Lt Tim Tighman says hurricane activity last year may have led to silt build-up in the area of the grounding.


Houston pilots have responded to the incident by temporarily reducing the maximum draft in the channel from 13.7 metres to 12.8 metres, according to shipping agency GAC.


There were no injuries in the grounding, and the Minerva Iris was undamaged.

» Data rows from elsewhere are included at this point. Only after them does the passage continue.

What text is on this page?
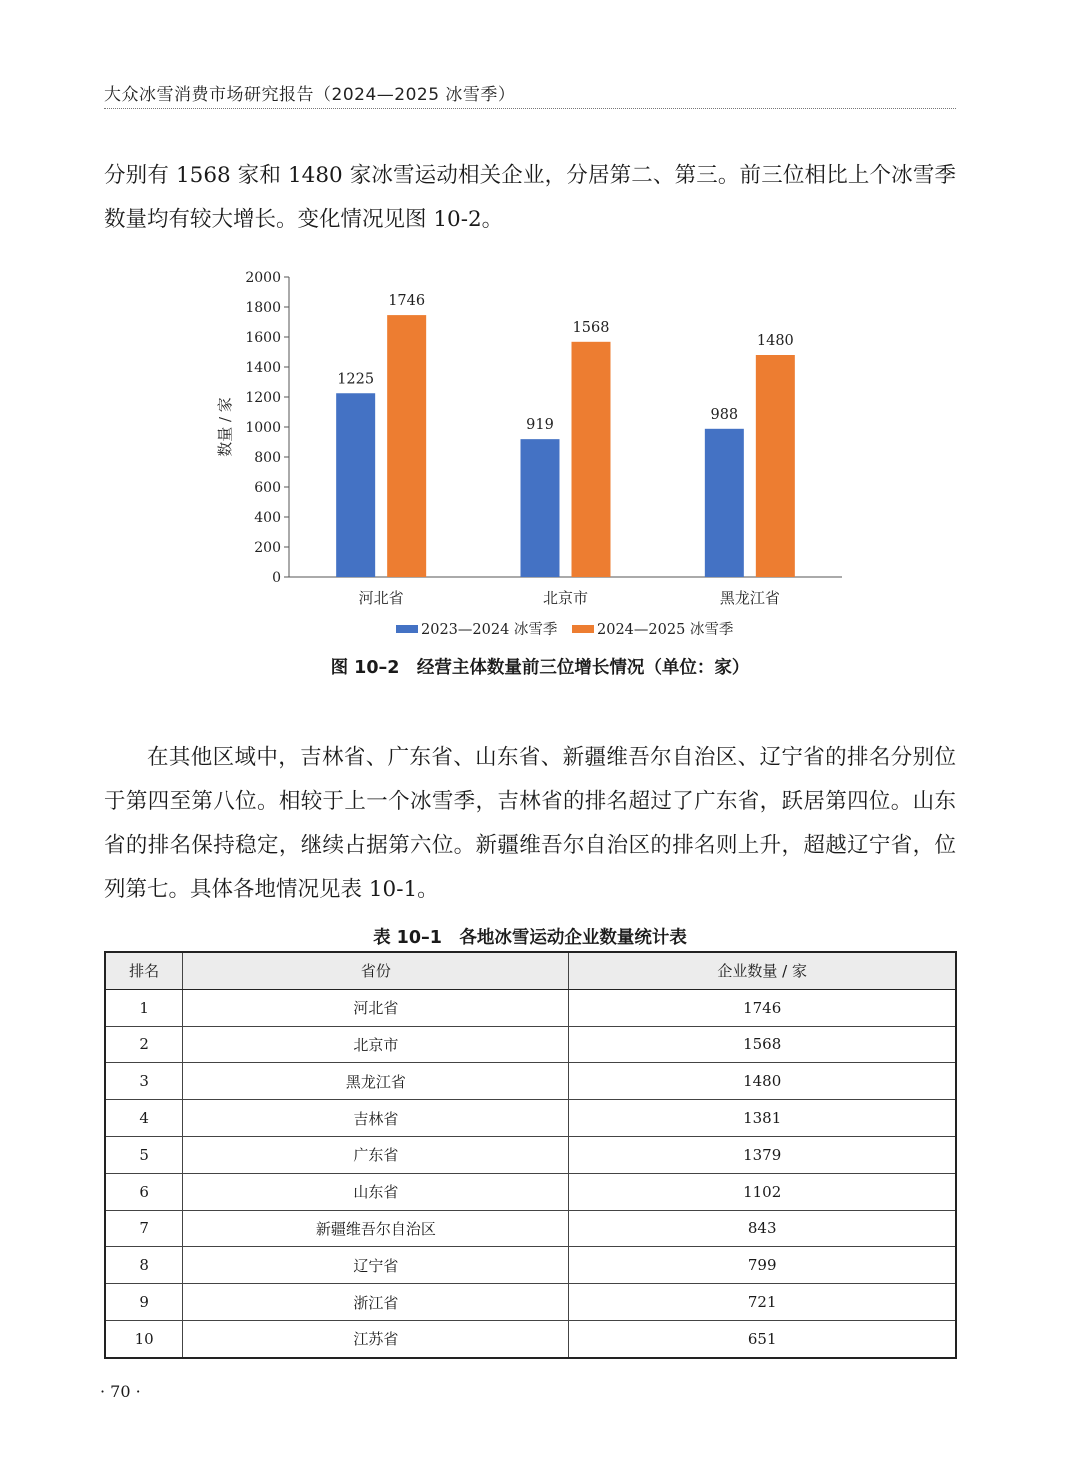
大众冰雪消费市场研究报告（2024—2025 冰雪季）

分别有 1568 家和 1480 家冰雪运动相关企业，分居第二、第三。前三位相比上个冰雪季数量均有较大增长。变化情况见图 10-2。

0
200
400
600
800
1000
1200
1400
1600
1800
2000
数量 / 家
1225
1746
河北省
919
1568
北京市
988
1480
黑龙江省
2023—2024 冰雪季	2024—2025 冰雪季
图 10–2　经营主体数量前三位增长情况（单位：家）

在其他区域中，吉林省、广东省、山东省、新疆维吾尔自治区、辽宁省的排名分别位于第四至第八位。相较于上一个冰雪季，吉林省的排名超过了广东省，跃居第四位。山东省的排名保持稳定，继续占据第六位。新疆维吾尔自治区的排名则上升，超越辽宁省，位列第七。具体各地情况见表 10-1。

表 10–1　各地冰雪运动企业数量统计表
排名	省份	企业数量 / 家
1	河北省	1746
2	北京市	1568
3	黑龙江省	1480
4	吉林省	1381
5	广东省	1379
6	山东省	1102
7	新疆维吾尔自治区	843
8	辽宁省	799
9	浙江省	721
10	江苏省	651
· 70 ·
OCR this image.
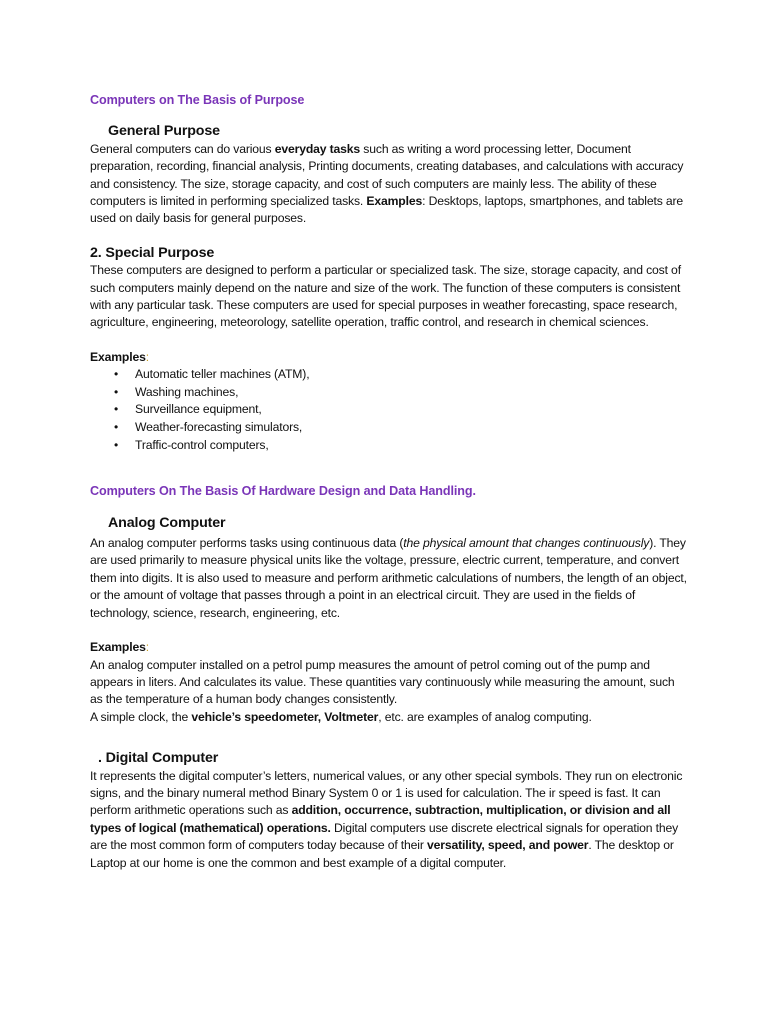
Computers on The Basis of Purpose
General Purpose

General computers can do various everyday tasks such as writing a word processing letter, Document preparation, recording, financial analysis, Printing documents, creating databases, and calculations with accuracy and consistency. The size, storage capacity, and cost of such computers are mainly less. The ability of these computers is limited in performing specialized tasks. Examples: Desktops, laptops, smartphones, and tablets are used on daily basis for general purposes.

2. Special Purpose

These computers are designed to perform a particular or specialized task. The size, storage capacity, and cost of such computers mainly depend on the nature and size of the work. The function of these computers is consistent with any particular task. These computers are used for special purposes in weather forecasting, space research, agriculture, engineering, meteorology, satellite operation, traffic control, and research in chemical sciences.

Examples:

• Automatic teller machines (ATM),
• Washing machines,
• Surveillance equipment,
• Weather-forecasting simulators,
• Traffic-control computers,
Computers On The Basis Of Hardware Design and Data Handling.
Analog Computer

An analog computer performs tasks using continuous data (the physical amount that changes continuously). They are used primarily to measure physical units like the voltage, pressure, electric current, temperature, and convert them into digits. It is also used to measure and perform arithmetic calculations of numbers, the length of an object, or the amount of voltage that passes through a point in an electrical circuit. They are used in the fields of technology, science, research, engineering, etc.

Examples:

An analog computer installed on a petrol pump measures the amount of petrol coming out of the pump and appears in liters. And calculates its value. These quantities vary continuously while measuring the amount, such as the temperature of a human body changes consistently.

A simple clock, the vehicle’s speedometer, Voltmeter, etc. are examples of analog computing.

. Digital Computer

It represents the digital computer’s letters, numerical values, or any other special symbols. They run on electronic signs, and the binary numeral method Binary System 0 or 1 is used for calculation. The ir speed is fast. It can perform arithmetic operations such as addition, occurrence, subtraction, multiplication, or division and all types of logical (mathematical) operations. Digital computers use discrete electrical signals for operation they are the most common form of computers today because of their versatility, speed, and power. The desktop or Laptop at our home is one the common and best example of a digital computer.
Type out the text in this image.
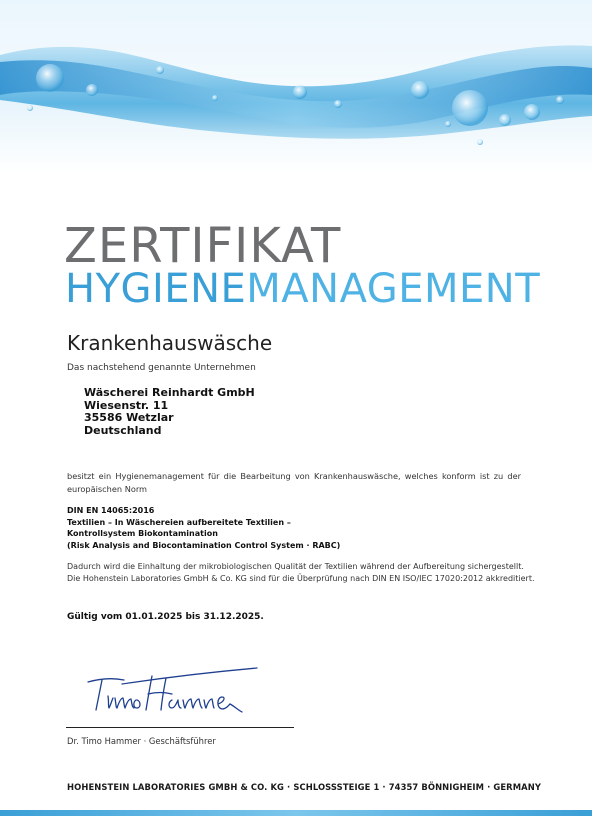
ZERTIFIKAT
HYGIENEMANAGEMENT
Krankenhauswäsche
Das nachstehend genannte Unternehmen
Wäscherei Reinhardt GmbH
Wiesenstr. 11
35586 Wetzlar
Deutschland
besitzt ein Hygienemanagement für die Bearbeitung von Krankenhauswäsche, welches konform ist zu der europäischen Norm
DIN EN 14065:2016
Textilien – In Wäschereien aufbereitete Textilien –
Kontrollsystem Biokontamination
(Risk Analysis and Biocontamination Control System · RABC)
Dadurch wird die Einhaltung der mikrobiologischen Qualität der Textilien während der Aufbereitung sichergestellt.
Die Hohenstein Laboratories GmbH & Co. KG sind für die Überprüfung nach DIN EN ISO/IEC 17020:2012 akkreditiert.
Gültig vom 01.01.2025 bis 31.12.2025.
Dr. Timo Hammer · Geschäftsführer
HOHENSTEIN LABORATORIES GMBH & CO. KG · SCHLOSSSTEIGE 1 · 74357 BÖNNIGHEIM · GERMANY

A Coast Guard overflight found no pollution.


The Greek-flag tanker is controlled by Athens-based Minerva Marine.


Minerva S&Q manager Dimitrios Stamoudis tells TradeWinds that the vessel was laden with nearly 88,900 tonnes of fuel oil at a draft of 13.7 metres when it ran aground.


Pilots onboard

The Minerva Iris was transiting the channel with the help of two pilots.


"It must be noted that immediately after the incident the authorities issued a notice to mariners by which the maximum permissible draft for passing vessels in Houston/Galveston Ship Channel was limited to 42 feet instead of 45," Stamoudis said. "At the same time [the Coast Guard] requested the United States Army Corps of Engineers to perform a thorough depth survey in the area."


After re-floating, inspections of the Minerva Iris found no deficiency, and the vessel was permitted to continue her voyage.